I find it hilarious how inside the occupied areas you are either a Jew or an Arab. When all the Jews are from all over the world, and all the Arabs are Palestinian. I also find it hilarious how the Jews go by their religion for being Jewish, and the Arabs can be of any religion except Jewish. For all Jewish Arabs are no longer Arabs but are only refereed to as Jews. And what is wrong with being a Jewish Arab? or A Palestinian Jew? Too much of a privilege to the Jews or to the Arabs?

Since when is freedom jailed. Freedom to express who you truly are? Since when are all the Palestinians only Arabs? Since when is being Jewish a nationality? I last checked it was a religion. Since when have the Palestinians lost their identity and freedom to express that they are Palestinians? It is like telling a little boy, “don’t tell them your real name, or they will find out what we did to you, and then we will have to kick you out of your home again like we have kicked your parents”.

And how much do you know about the Palestinians? They are Arabs from the Middle East living in a land that has been chopped up into many little scattered Israeli settlements.
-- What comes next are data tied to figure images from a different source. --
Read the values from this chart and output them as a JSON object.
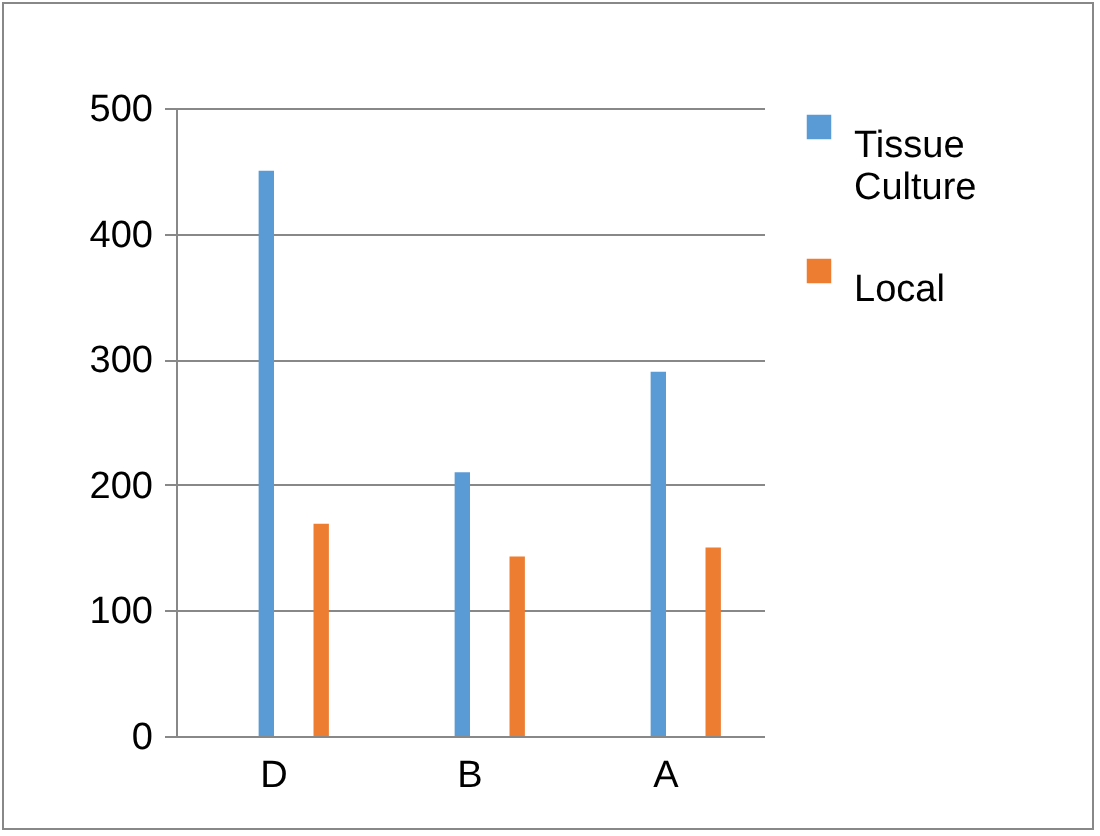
{
  "chart_data": {
    "type": "bar",
    "categories": [
      "D",
      "B",
      "A"
    ],
    "series": [
      {
        "name": "Tissue Culture",
        "color": "#5b9bd5",
        "values": [
          450,
          210,
          290
        ]
      },
      {
        "name": "Local",
        "color": "#ed7d31",
        "values": [
          169,
          143,
          150
        ]
      }
    ],
    "ylim": [
      0,
      500
    ],
    "yticks": [
      0,
      100,
      200,
      300,
      400,
      500
    ],
    "grid": "y",
    "legend": "right"
  }
}
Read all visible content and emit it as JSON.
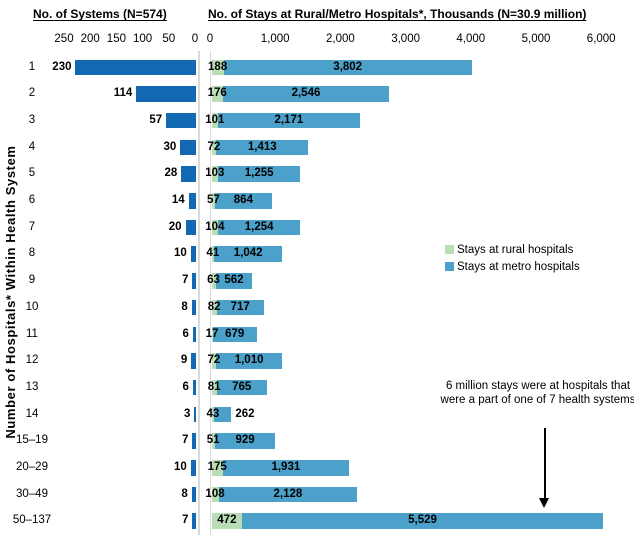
{
  "left_chart": {
    "title": "No. of Systems (N=574)",
    "axis_ticks": [
      "250",
      "200",
      "150",
      "100",
      "50",
      "0"
    ]
  },
  "right_chart": {
    "title": "No. of Stays at Rural/Metro Hospitals*, Thousands (N=30.9 million)",
    "axis_ticks": [
      "0",
      "1,000",
      "2,000",
      "3,000",
      "4,000",
      "5,000",
      "6,000"
    ]
  },
  "y_axis_label": "Number of Hospitals* Within Health System",
  "legend": {
    "items": [
      {
        "label": "Stays at rural hospitals",
        "color": "#b9ddb5"
      },
      {
        "label": "Stays at metro hospitals",
        "color": "#4ba1c9"
      }
    ]
  },
  "annotation": {
    "text": "6 million stays were at hospitals that were a part of one of 7 health systems"
  },
  "colors": {
    "systems_bar": "#1268b1",
    "rural_bar": "#b9ddb5",
    "metro_bar": "#4ba1c9",
    "axis_line": "#d9d9d9",
    "label_text": "#000000"
  },
  "chart_data": {
    "type": "bar",
    "orientation": "horizontal",
    "layout": "dual-panel, left panel mirrored (bars grow right-to-left), right panel stacked",
    "categories": [
      "1",
      "2",
      "3",
      "4",
      "5",
      "6",
      "7",
      "8",
      "9",
      "10",
      "11",
      "12",
      "13",
      "14",
      "15–19",
      "20–29",
      "30–49",
      "50–137"
    ],
    "left_axis": {
      "range": [
        0,
        250
      ],
      "gridlines": false
    },
    "right_axis": {
      "range": [
        0,
        6000
      ],
      "gridlines": false
    },
    "series": [
      {
        "name": "No. of Systems",
        "panel": "left",
        "values": [
          230,
          114,
          57,
          30,
          28,
          14,
          20,
          10,
          7,
          8,
          6,
          9,
          6,
          3,
          7,
          10,
          8,
          7
        ],
        "labels": [
          "230",
          "114",
          "57",
          "30",
          "28",
          "14",
          "20",
          "10",
          "7",
          "8",
          "6",
          "9",
          "6",
          "3",
          "7",
          "10",
          "8",
          "7"
        ]
      },
      {
        "name": "Stays at rural hospitals",
        "panel": "right",
        "stack": "stays",
        "values": [
          188,
          176,
          101,
          72,
          103,
          57,
          104,
          41,
          63,
          82,
          17,
          72,
          81,
          43,
          51,
          175,
          108,
          472
        ],
        "labels": [
          "188",
          "176",
          "101",
          "72",
          "103",
          "57",
          "104",
          "41",
          "63",
          "82",
          "17",
          "72",
          "81",
          "43",
          "51",
          "175",
          "108",
          "472"
        ]
      },
      {
        "name": "Stays at metro hospitals",
        "panel": "right",
        "stack": "stays",
        "values": [
          3802,
          2546,
          2171,
          1413,
          1255,
          864,
          1254,
          1042,
          562,
          717,
          679,
          1010,
          765,
          262,
          929,
          1931,
          2128,
          5529
        ],
        "labels": [
          "3,802",
          "2,546",
          "2,171",
          "1,413",
          "1,255",
          "864",
          "1,254",
          "1,042",
          "562",
          "717",
          "679",
          "1,010",
          "765",
          "262",
          "929",
          "1,931",
          "2,128",
          "5,529"
        ]
      }
    ]
  }
}
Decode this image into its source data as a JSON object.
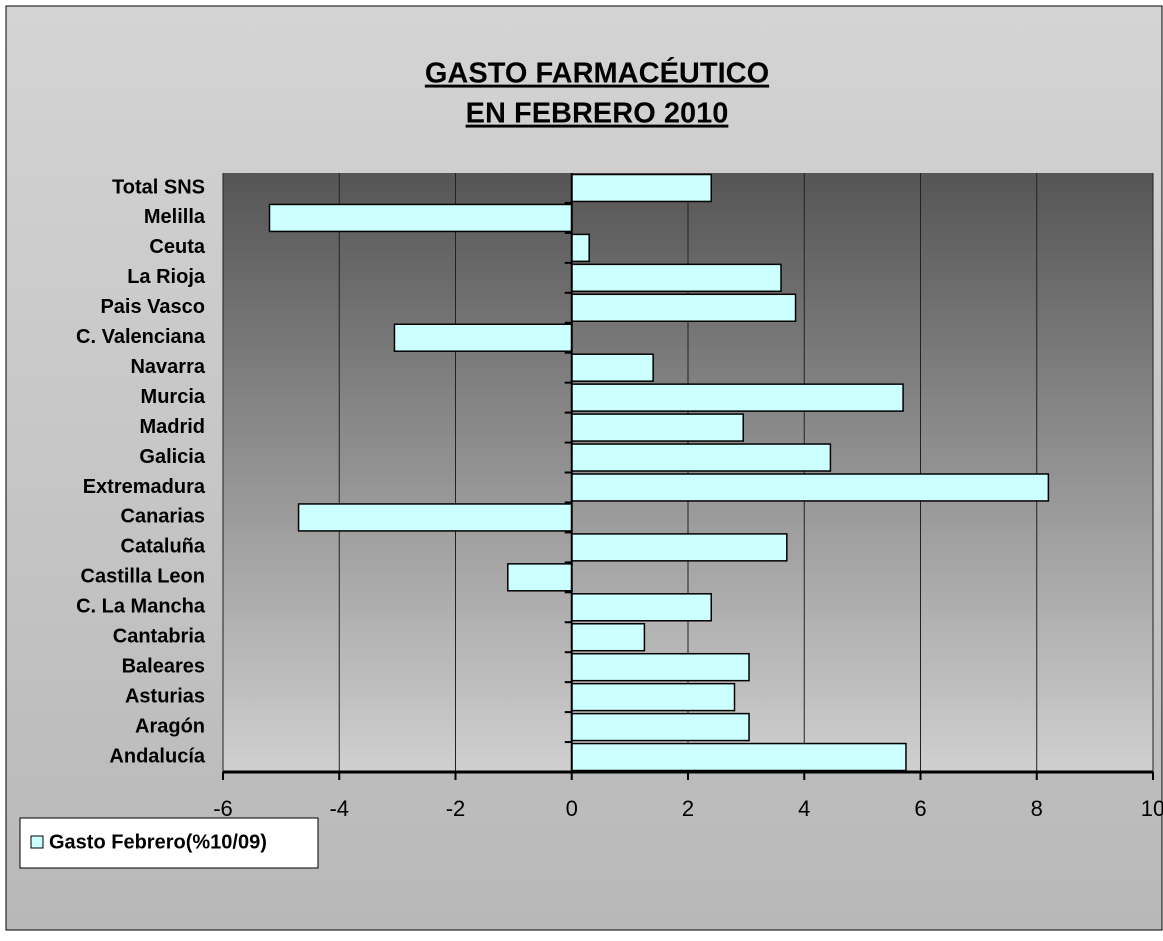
{
  "chart_data": {
    "type": "hbar",
    "title": [
      "GASTO FARMACÉUTICO",
      "EN FEBRERO 2010"
    ],
    "categories": [
      "Total SNS",
      "Melilla",
      "Ceuta",
      "La Rioja",
      "Pais Vasco",
      "C. Valenciana",
      "Navarra",
      "Murcia",
      "Madrid",
      "Galicia",
      "Extremadura",
      "Canarias",
      "Cataluña",
      "Castilla Leon",
      "C. La Mancha",
      "Cantabria",
      "Baleares",
      "Asturias",
      "Aragón",
      "Andalucía"
    ],
    "series": [
      {
        "name": "Gasto Febrero(%10/09)",
        "color": "#ccffff",
        "values": [
          2.4,
          -5.2,
          0.3,
          3.6,
          3.85,
          -3.05,
          1.4,
          5.7,
          2.95,
          4.45,
          8.2,
          -4.7,
          3.7,
          -1.1,
          2.4,
          1.25,
          3.05,
          2.8,
          3.05,
          5.75
        ]
      }
    ],
    "xlim": [
      -6,
      10
    ],
    "xticks": [
      -6,
      -4,
      -2,
      0,
      2,
      4,
      6,
      8,
      10
    ],
    "grid": true,
    "legend": "bottom-left"
  }
}
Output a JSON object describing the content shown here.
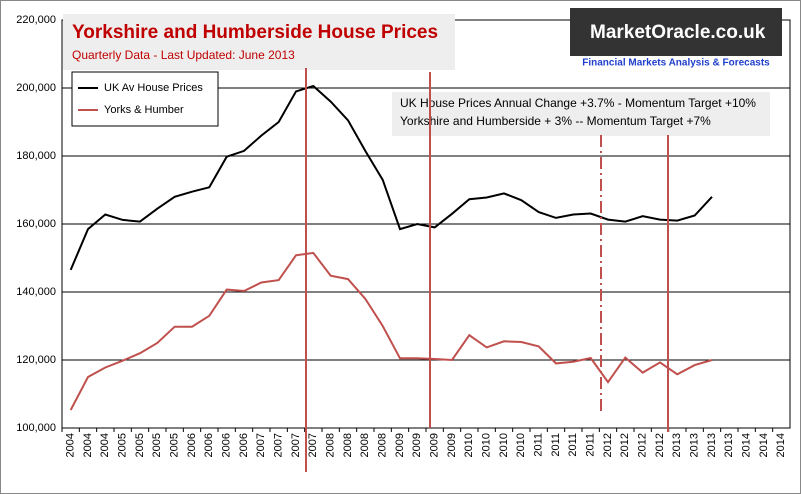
{
  "chart_data": {
    "type": "line",
    "title": "Yorkshire and Humberside House Prices",
    "subtitle": "Quarterly Data - Last Updated: June 2013",
    "annotations": [
      "UK House Prices Annual Change +3.7% - Momentum Target +10%",
      "Yorkshire and Humberside + 3% -- Momentum Target +7%"
    ],
    "logo": {
      "name": "MarketOracle.co.uk",
      "tagline": "Financial Markets Analysis & Forecasts"
    },
    "categories": [
      "2004",
      "2004",
      "2004",
      "2005",
      "2005",
      "2005",
      "2005",
      "2006",
      "2006",
      "2006",
      "2006",
      "2007",
      "2007",
      "2007",
      "2007",
      "2008",
      "2008",
      "2008",
      "2008",
      "2009",
      "2009",
      "2009",
      "2009",
      "2010",
      "2010",
      "2010",
      "2010",
      "2011",
      "2011",
      "2011",
      "2011",
      "2012",
      "2012",
      "2012",
      "2012",
      "2013",
      "2013",
      "2013",
      "2013",
      "2014",
      "2014",
      "2014"
    ],
    "series": [
      {
        "name": "UK Av House Prices",
        "color": "#000000",
        "values": [
          146500,
          158500,
          162800,
          161200,
          160700,
          164500,
          168000,
          169500,
          170800,
          179800,
          181500,
          186000,
          190000,
          199000,
          200600,
          196000,
          190500,
          181500,
          173000,
          158500,
          160000,
          159000,
          163000,
          167300,
          167800,
          169000,
          167000,
          163500,
          161800,
          162800,
          163100,
          161300,
          160700,
          162300,
          161300,
          161000,
          162500,
          168000,
          null,
          null,
          null,
          null
        ]
      },
      {
        "name": "Yorks & Humber",
        "color": "#c0504d",
        "values": [
          105300,
          115000,
          117800,
          119800,
          122000,
          125000,
          129800,
          129800,
          133000,
          140700,
          140300,
          142800,
          143500,
          150800,
          151500,
          144800,
          143800,
          138000,
          130000,
          120500,
          120500,
          120300,
          120000,
          127300,
          123700,
          125500,
          125300,
          124000,
          119000,
          119500,
          120600,
          113500,
          120700,
          116300,
          119300,
          115800,
          118500,
          120000,
          null,
          null,
          null,
          null
        ]
      }
    ],
    "ylim": [
      100000,
      220000
    ],
    "yticks": [
      {
        "value": 100000,
        "label": "100,000"
      },
      {
        "value": 120000,
        "label": "120,000"
      },
      {
        "value": 140000,
        "label": "140,000"
      },
      {
        "value": 160000,
        "label": "160,000"
      },
      {
        "value": 180000,
        "label": "180,000"
      },
      {
        "value": 200000,
        "label": "200,000"
      },
      {
        "value": 220000,
        "label": "220,000"
      }
    ],
    "grid": true
  }
}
Practicing any religion, with the churches and the mosques lined one next to the other, even the synagogue were once lined next to them before their own people decided to isolate them and conquer. The Palestinians, both Christian popes and Muslim sheikhs walk side by side as they go to pray. The Palestinians, who make hummus for breakfast and mjadara for lunch and shakshuka for dinner. They listen to the sound of Arabian oud, and they smoke shesha during their free time. They are known to have great farmers, love everything organic and self-made, from olive trees, to cactus, fig and roses. Small carriages of ka’ek and zaatar, turkish coffee and tea with mint and lots of sugar. They love to play chess and bargees, welcoming every stranger and guest as they pass them by, friendly is within their nature. Warmth and security is what they like to transmit from their energy. And this is all just a glimpse of the Palestinians.

But today, what have the Israelis done to our Palestine? And what are they continuing to do? And how long will the world allow them to? When will it end?